When we awake from the new year celebrations at the end of this year we will find a change in the safety net that applies to health cost refunds. The good news is that the qualification for that safety net has been reduced. The bad news is that limits will apply and we will pay more for out of pocket fees for medical treatment.
When an Australian has paid $638 in out of pocket medical fees after receiving the standard Medicare refund the safety net swings into action and takes up the slack by paying eighty percent of further health costs for the remainder of that calendar year. That qualification from next year will drop to $600.
A new and complex formula will then apply to all medical services and the medical profession is still calculating how it will affect their fee structures, but it looks like the bill for a non bulk billing GP visit will now attract an increase of out of pocket expenses from $7.60 to $19.45.
The impact will be felt more heavily in the rates that apply to IVF procedures and for radiation and treatment of the mentally ill. Visit numbers will apply in an attempt to reign in the cost and keep medical services sustainable.

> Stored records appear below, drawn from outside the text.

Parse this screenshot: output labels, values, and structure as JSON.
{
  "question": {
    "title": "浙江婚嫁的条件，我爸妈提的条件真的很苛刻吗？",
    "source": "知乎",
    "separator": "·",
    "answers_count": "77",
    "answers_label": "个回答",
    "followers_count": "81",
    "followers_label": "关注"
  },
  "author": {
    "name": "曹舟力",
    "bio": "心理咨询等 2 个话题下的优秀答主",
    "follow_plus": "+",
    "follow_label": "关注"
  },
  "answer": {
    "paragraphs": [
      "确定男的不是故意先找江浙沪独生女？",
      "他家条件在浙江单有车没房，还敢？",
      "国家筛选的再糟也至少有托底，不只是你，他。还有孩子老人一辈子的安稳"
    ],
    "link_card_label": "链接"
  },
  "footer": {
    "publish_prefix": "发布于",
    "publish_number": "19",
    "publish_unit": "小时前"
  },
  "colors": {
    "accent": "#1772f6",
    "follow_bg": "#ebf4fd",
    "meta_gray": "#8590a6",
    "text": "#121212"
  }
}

There is little uniformity in the way health services are provided and paid for by world countries. The socialist manifesto insists that treatment should be free and yet that is impractical as a burden on most economies. In some countries, seeing a doctor requires the fee to be paid unfront -and those without money remain untreated. Many countries have opted for a semi subsidized health system such as we have in Australia.
The problem is that medicine in all it's forms is rapidly expanding. We are discovering the ability to treat ailments and diseases that were once untreatable and medical research is constantly adding new drugs to our armoury of medical weapons - and the cost is blowing out exponentially.
Paying for medical services by way of individual health insurance certainly reduces the drain on the public purse but there will always be a segment of the community unable to pay the premium required. The Australian network of public hospitals provides a service free to all and pensioners receive prescriptions filled at reduced cost. Nobody should be denied basic services, although long waiting times usually apply and those able to pay get prompt service from private medical providers.
Once again the government health authorities are tinkering with the system to try and stretch services to cover more people while also containing costs. There will inevitably be a backlash as out of pocket expenses increase, but by world standards our health system is probably up there with the best.